Gennaro gave an example of a game during which Ichiro Suzuki faced a pitcher for the first time, so going by the typical batter-vs-pitcher approach, you’d be in the dark on what would happen. But the pitcher was part of a cluster Ichiro was 12-for-60 against.
It wasn’t perfect, and I heard some people raise questions about points in the methodology. Even listening to Gennero talk, his project was a work in process that was only mostly complete, but it sure sounded to me like he was onto something.
9. BTF chapter meeting
A few years ago, two members of our crowd—Paul Brewer and the one and only Chris Dial—had an idea: let’s create a new kind of chapter. All SABR chapters were geographically based: a Chicago chapter, a Minnesota chapter, etc. Well, in the modern age of internet communication, they proposed we have an online chapter. And, thus, SABR changed its rules to create online chapters, and the Baseball Think Factory chapter was born.
The meeting. From left to right: Mr. High Standards, Anthony Giacalone, Aaron Gleeman, Joe Dimino’s friend Clayton, Colin Wyers (standing), Joe Dimino, F. X. Flinn (standing), Mike McCullough, myself (obscured), Chris Dial (standing), Scott Fischtal. Photo by Larry Mahnken.
The hope was to help revolutionize SABR and our involvement within it. Three years since that first brainstorm, not much had been done. We met and socialized and talked baseball with each other online just like always and did it in person at the convention like always, but that was it. Nothing had changed, and just calling ourselves a new chapter didn’t seem to make any difference. It was just an empty prize.

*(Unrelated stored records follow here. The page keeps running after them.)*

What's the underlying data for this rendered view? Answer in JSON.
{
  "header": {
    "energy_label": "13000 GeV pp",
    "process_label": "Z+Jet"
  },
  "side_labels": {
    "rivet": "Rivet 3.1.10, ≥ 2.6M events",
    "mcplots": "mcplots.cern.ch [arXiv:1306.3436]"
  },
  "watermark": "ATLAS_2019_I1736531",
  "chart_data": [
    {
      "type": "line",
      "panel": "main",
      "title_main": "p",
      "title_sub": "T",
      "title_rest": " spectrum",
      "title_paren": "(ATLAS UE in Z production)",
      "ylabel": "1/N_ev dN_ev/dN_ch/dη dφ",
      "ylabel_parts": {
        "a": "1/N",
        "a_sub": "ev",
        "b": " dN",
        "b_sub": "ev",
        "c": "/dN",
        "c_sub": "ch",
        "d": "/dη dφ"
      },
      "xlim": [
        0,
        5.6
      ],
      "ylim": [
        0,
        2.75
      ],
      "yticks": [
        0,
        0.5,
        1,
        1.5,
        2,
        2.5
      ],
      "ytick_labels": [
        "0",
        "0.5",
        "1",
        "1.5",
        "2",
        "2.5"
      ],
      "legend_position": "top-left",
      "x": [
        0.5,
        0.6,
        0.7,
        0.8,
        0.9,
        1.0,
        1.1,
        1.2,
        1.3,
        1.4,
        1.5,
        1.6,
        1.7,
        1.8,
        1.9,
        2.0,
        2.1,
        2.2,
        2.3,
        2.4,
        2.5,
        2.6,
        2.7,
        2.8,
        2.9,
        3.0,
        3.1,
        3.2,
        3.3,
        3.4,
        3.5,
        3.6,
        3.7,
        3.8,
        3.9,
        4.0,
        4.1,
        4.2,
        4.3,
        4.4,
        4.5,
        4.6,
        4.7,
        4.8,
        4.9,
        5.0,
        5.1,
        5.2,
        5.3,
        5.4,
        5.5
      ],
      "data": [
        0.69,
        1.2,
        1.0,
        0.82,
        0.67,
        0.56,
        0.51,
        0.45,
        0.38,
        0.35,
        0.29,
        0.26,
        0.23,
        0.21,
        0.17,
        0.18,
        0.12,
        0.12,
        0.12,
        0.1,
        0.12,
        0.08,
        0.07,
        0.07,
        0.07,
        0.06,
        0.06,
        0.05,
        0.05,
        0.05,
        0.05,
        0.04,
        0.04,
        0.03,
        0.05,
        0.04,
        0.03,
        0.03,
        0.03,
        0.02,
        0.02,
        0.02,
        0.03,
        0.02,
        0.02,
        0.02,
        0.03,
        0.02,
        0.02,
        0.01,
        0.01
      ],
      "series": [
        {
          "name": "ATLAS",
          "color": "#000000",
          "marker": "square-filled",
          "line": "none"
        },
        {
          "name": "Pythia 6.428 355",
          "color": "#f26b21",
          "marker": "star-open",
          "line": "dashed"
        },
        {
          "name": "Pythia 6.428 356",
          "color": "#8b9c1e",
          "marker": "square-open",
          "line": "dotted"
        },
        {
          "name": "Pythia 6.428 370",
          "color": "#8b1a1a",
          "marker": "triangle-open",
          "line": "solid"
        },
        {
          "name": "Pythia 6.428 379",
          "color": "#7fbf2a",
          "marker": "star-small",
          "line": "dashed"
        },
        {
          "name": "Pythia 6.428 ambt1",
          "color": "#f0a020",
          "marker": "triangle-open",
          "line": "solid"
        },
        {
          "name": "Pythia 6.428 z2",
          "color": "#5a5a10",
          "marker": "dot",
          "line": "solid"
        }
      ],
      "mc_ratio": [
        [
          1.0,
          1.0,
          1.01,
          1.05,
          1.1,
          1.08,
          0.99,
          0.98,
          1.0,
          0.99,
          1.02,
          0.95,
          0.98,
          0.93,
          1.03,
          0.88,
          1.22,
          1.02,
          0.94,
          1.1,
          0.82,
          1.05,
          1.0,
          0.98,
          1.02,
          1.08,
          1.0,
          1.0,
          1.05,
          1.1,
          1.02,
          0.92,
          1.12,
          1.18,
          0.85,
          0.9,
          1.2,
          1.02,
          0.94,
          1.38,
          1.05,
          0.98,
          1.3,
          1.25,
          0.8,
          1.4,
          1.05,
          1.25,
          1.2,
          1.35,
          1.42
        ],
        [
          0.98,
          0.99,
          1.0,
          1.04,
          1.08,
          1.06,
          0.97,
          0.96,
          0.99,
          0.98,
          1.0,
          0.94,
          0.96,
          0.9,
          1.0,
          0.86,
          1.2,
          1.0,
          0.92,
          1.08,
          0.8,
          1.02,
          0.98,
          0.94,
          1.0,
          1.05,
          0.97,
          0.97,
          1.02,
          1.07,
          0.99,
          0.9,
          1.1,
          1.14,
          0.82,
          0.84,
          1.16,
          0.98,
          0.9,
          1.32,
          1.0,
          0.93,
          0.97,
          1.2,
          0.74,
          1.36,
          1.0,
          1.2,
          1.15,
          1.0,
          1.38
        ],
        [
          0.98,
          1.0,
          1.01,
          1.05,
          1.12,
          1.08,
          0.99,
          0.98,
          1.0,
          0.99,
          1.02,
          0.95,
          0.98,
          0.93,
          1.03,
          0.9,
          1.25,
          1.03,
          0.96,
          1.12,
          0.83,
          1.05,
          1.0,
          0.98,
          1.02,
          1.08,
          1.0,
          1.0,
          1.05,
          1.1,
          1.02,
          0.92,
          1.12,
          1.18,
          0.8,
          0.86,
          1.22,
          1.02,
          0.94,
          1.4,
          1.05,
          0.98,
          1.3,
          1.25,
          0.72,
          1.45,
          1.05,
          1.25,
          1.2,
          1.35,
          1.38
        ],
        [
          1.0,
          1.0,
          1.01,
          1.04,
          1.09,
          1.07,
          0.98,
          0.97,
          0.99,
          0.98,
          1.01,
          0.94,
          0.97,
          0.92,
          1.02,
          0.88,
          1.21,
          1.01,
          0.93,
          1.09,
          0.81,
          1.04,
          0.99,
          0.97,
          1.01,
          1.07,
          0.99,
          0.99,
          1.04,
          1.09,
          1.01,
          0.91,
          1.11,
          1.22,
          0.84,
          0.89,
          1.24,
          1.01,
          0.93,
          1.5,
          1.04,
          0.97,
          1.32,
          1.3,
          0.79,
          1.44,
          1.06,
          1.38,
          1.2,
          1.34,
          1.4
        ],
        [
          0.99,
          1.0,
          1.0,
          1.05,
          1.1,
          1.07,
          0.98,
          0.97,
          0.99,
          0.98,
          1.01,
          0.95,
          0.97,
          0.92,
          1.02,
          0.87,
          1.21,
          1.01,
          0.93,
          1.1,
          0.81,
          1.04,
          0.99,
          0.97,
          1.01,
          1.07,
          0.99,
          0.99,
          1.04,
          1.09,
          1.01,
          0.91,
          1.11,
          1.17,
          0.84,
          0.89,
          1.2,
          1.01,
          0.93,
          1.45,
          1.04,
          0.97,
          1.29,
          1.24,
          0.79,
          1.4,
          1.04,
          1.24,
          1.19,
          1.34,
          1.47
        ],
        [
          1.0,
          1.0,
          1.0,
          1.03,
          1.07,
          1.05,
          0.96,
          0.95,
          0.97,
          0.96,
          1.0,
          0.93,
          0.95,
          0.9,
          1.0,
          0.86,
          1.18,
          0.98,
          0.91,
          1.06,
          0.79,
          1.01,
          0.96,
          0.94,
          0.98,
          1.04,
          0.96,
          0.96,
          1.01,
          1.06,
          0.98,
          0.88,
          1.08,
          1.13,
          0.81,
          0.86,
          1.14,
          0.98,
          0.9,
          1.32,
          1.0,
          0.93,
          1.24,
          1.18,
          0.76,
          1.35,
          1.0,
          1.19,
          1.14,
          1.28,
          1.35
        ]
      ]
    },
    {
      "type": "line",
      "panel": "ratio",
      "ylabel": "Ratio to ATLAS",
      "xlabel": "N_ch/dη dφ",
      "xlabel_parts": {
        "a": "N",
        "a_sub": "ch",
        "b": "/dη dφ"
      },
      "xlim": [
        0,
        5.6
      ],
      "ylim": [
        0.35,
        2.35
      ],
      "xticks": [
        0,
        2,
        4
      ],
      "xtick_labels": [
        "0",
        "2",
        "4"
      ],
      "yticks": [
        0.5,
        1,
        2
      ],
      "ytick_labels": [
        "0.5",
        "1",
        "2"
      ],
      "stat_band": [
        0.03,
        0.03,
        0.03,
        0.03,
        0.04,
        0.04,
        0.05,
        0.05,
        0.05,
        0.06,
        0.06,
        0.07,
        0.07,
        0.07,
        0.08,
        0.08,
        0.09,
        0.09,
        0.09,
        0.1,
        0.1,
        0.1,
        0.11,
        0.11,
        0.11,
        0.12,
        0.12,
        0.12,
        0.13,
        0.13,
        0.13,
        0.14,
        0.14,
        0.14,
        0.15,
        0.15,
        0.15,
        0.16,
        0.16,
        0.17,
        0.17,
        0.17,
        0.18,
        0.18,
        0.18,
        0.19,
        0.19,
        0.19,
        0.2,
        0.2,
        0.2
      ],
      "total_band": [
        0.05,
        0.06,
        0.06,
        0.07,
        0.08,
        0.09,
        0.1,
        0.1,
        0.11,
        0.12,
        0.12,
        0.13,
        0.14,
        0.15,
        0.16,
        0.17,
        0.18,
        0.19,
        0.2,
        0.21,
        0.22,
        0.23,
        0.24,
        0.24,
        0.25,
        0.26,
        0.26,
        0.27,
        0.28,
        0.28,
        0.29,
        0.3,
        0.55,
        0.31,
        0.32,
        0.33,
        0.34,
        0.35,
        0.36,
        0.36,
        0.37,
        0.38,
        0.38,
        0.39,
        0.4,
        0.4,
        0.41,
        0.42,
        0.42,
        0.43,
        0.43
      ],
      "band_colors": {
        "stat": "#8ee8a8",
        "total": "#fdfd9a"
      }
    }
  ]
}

So at midnight Saturday (well, technically Sunday) when the chapter held its annual official in-person meeting, it was at a crossroads. Some members openly said, essentially, “Look, nothing has come of having our own chapter, and is there really a point? Maybe we should disband.” Others, led by Chris Dial, argued the other side. “Okay, not much has been done, but let’s see where we can go. Let’s start taking steps.”
And in an hour-long hash-out, a general consensus was reached. We’ll explore the possibility of seeing if the BTF chapter can involve itself in helping to host a convention. Some members of the chapter have been involved in this sort of work before, and others are game. Who knows where things will go from here, but some guys clearly were interested. Neal Traven, a BTF chapter member and former SABR board member who has helped put on conventions before, noted that you don’t need a million people, just a solid core. We’ll see what happens from here.
Front table: Clockwise starting with the guy with the ponytail: Neal Traven in the ponytail, Mr. High Standards, Anthony Giacalone, Aaron Gleeman, Clayton, Joe Dimino, me, and I’m not sure, maybe Mike Webber. The table behind us: Chris Dial, Colin Wyers, Phil Birnbaum, Larry Manhken, and I don’t know who that is in black. At the table just behind me, Carson Cistulli is in the blue shirt. Photo by Mike McCullough
10. Two days is too short
As always is the case, the convention came to an end. The last night, my roommate, Anthony Giacalone, said to me the convention is the perfect length. You show up for three-and-a-half days, and if it was much longer, it might wear on you a bit. But if it were shorter, you’d feel like it wasn’t enough.
He had a point, but in my case it was almost exactly 48 hours from when I first saw anyone to when I said my goodbyes. I enjoyed it; I just wish I could have been there for all of it.
It’s funny. Before the weekend began, I was thinking maybe I’ll miss the next one. I’ve been to 10 in a row, and I’m due to miss one, right? By the time I said my goodbyes, I realized why I keep coming back. Yeah, it is enjoyable. Hopefully, I’ll make the one next year. That’ll be in Houston.
And 2015 will be in Chicago, around my way. That definitely should be fun.